Leveraging ontologies for research reproducibility, resource sharing, and researcher networking

M. Haendel

The scientific literature is our collective knowledge about science. However, scientists today also consult and contribute to a large landscape of public resources that include databases for model organisms, reagents, genes, pathways, etc. However, such systems have enormous difficulty in linking their resources to the published literature, as their mentions therein are insufficiently specified. This leads not only to a lack of ability to locate relevant resources, but also to a lack of scientific reproducibility. Ontologies provide a mechanism by which we can logically connect what goes on in the lab or clinic to what is the literature. This includes not only specific definition of research resources by leveraging unique identifiers, but also their logical connection to enable disparate data integration. One barrier to adoption are mechanisms by which to use standardized vocabularies or ontologies during the process of contribution to public databases and the published literature. Ontology-driven tools to support contribution of research resources to public repositories, their identification and contribution to the literature, and researcher networking are being developed to address this issue. The ability to leverage research resources and model systems for translational research relies on one's ability to navigate and reproduce the exponentially growing body of knowledge - ontologies are one mechanism by which we can support these efforts and better understand what we know about science.

Ontological representations for the biobanking domain
M. Brochhausen

We present a strategy to enrich biobank data in a data management environment using i2b2. Our methodology uses an OWL2 implementation of the Minimum Data Set for Biobank Data Sharing (MIABIS). The latter was created and is maintained by the European Biobanking and Biomolecular Resources Research Infrastructure (BBMRI). The ontological representation of MIABIS, called OMIABIS, is based on pre-existing ontologies and follows best practice for biomedical ontologies as formulated by the OBO Foundry.

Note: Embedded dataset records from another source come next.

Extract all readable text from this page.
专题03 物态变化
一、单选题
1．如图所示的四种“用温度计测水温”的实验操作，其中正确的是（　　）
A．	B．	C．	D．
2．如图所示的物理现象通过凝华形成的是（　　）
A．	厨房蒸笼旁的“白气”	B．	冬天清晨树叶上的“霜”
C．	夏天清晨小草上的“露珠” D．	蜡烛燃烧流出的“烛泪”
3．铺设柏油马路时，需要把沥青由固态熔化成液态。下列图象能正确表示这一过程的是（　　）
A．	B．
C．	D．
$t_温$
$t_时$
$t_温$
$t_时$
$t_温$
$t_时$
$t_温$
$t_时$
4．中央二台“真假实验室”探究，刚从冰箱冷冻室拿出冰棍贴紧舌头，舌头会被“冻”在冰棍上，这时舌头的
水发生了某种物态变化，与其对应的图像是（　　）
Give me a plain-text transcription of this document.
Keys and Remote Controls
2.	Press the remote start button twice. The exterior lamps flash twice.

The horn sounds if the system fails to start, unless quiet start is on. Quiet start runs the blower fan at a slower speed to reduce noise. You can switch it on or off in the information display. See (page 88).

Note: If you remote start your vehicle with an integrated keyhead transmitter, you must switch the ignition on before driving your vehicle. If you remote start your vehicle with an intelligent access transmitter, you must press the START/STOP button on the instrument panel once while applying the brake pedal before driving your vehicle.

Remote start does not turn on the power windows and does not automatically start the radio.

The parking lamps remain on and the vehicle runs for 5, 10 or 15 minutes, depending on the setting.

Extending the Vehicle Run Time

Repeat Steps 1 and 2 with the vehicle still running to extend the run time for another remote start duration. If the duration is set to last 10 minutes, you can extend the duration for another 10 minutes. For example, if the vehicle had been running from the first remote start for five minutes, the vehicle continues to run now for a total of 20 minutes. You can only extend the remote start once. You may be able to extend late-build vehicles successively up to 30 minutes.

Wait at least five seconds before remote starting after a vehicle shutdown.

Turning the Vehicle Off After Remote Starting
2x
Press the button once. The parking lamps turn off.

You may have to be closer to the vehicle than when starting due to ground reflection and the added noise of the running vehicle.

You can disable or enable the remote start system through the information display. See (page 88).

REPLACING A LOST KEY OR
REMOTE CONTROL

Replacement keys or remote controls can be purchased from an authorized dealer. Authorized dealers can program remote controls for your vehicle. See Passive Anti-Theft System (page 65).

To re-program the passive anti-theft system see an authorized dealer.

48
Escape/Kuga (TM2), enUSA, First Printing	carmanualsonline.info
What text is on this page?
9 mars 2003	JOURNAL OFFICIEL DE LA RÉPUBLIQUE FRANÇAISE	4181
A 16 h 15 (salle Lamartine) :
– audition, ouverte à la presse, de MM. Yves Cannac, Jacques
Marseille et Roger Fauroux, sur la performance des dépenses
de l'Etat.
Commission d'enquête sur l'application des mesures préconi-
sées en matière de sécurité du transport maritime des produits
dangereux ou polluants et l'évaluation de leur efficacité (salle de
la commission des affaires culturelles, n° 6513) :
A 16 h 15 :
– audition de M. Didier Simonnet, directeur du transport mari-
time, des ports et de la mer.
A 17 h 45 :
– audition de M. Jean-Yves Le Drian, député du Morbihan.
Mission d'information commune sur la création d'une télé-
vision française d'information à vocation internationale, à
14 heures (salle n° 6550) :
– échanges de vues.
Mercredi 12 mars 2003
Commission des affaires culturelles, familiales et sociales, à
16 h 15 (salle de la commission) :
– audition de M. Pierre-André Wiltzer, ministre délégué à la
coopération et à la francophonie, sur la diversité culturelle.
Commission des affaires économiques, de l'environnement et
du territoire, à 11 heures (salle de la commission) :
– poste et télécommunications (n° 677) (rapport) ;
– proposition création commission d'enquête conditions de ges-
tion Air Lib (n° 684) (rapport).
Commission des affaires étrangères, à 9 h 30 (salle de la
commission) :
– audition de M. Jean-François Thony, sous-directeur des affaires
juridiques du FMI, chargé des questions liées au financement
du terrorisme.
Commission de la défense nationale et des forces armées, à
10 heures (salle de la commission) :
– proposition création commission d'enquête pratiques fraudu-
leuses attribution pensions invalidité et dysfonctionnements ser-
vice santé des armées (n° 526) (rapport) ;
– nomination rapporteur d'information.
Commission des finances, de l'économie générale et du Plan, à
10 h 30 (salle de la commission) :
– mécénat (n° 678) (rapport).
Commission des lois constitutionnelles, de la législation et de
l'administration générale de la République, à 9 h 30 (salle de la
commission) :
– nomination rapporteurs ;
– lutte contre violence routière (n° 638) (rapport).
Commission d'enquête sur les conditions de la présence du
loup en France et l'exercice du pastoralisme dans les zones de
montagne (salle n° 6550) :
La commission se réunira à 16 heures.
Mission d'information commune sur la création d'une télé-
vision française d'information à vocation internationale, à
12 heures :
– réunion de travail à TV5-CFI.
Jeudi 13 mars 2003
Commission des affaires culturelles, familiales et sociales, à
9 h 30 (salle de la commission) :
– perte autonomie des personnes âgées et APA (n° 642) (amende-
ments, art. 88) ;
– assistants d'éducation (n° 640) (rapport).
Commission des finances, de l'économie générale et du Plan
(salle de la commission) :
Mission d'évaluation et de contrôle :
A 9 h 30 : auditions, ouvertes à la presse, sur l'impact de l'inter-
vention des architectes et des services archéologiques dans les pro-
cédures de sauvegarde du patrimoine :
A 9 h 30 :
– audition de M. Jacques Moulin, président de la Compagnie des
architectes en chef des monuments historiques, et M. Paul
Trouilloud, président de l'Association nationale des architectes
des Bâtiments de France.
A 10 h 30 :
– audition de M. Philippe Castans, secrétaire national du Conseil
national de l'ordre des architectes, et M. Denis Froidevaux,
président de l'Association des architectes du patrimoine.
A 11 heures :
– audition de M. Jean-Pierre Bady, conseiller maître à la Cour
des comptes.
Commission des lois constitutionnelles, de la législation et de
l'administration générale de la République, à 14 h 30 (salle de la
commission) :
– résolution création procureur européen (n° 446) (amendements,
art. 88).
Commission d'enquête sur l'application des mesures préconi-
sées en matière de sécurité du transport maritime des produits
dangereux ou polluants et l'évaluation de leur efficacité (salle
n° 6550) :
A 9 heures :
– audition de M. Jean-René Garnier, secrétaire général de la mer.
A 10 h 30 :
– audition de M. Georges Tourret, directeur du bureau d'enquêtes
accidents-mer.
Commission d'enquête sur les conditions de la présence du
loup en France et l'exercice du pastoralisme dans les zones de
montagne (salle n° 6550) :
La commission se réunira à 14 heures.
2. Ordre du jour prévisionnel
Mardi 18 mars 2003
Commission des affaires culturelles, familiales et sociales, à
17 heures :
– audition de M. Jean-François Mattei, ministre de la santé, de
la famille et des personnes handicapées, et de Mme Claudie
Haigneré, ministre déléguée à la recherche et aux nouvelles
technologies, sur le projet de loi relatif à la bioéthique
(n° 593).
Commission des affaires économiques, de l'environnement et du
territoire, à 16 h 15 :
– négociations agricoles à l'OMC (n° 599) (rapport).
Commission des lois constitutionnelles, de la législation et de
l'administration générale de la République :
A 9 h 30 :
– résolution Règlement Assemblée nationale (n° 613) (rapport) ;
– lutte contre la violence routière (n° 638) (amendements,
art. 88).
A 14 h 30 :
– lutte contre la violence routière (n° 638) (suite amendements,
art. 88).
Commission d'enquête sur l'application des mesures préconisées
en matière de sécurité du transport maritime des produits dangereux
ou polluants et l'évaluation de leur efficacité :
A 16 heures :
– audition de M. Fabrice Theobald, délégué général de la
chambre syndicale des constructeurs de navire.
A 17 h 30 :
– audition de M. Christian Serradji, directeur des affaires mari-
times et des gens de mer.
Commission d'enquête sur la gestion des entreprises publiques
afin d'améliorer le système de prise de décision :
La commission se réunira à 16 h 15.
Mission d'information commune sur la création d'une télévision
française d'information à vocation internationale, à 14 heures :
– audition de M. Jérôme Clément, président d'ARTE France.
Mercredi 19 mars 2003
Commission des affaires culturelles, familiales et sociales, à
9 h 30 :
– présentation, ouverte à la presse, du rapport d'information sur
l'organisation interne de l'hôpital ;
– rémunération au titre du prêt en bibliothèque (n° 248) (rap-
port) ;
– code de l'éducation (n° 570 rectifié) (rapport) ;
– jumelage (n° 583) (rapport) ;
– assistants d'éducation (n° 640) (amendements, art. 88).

Due to the management, the operations, and the data collected in the biobanks are distinct, it is a challenge to manually map all of the biobanks’ data into a single i2b2 instance. Currently the biobanks use caTissue. Despite using a singlesoftware application, integration of data is not guaranteed because each biobank creates its own specimen annotation forms with different data elements. We will demonstrate how incorporating OMIABIS into caTissue’s annotation forms ensures integration of hetergeneous, biobanks and the biobank administration data models.

 

tranSMART: An Open Source and Community-Driven Informatics and Data Sharing Platform for Clinical and Translational Research

Authors: B. Athey, University of Michigan; M. Braxenthaler, Pistoia Alliance; M. Haas, One Mind for Research; Y. Guo, Imperial College London

Abstract

tranSMART is an emerging global open source public private partnership community developing a comprehensive informatics-based analysis and data-sharing cloud platform for clinical and translational research. The tranSMART consortium includes pharmaceutical and other companies, not-for-profits, academic entities, patient advocacy groups, and government stakeholders. The tranSMART value proposition relies on the concept that the global community of users, developers, and stakeholders are the best source of innovation for applications and for useful data. Continued development and use of the tranSMART platform will create a means to enable “precompetitive” data sharing broadly, saving money and, potentially accelerating research translation to cures. Significant transformative effects of tranSMART includes 1) allowing for all its user community to benefit from experts globally, 2) capturing the best of innovation in analytic tools, 3) a growing ‘big data’ resource, 4) convergent standards, and 5) new informatics-enabled translational science in the pharma, academic, and not-for profit sectors.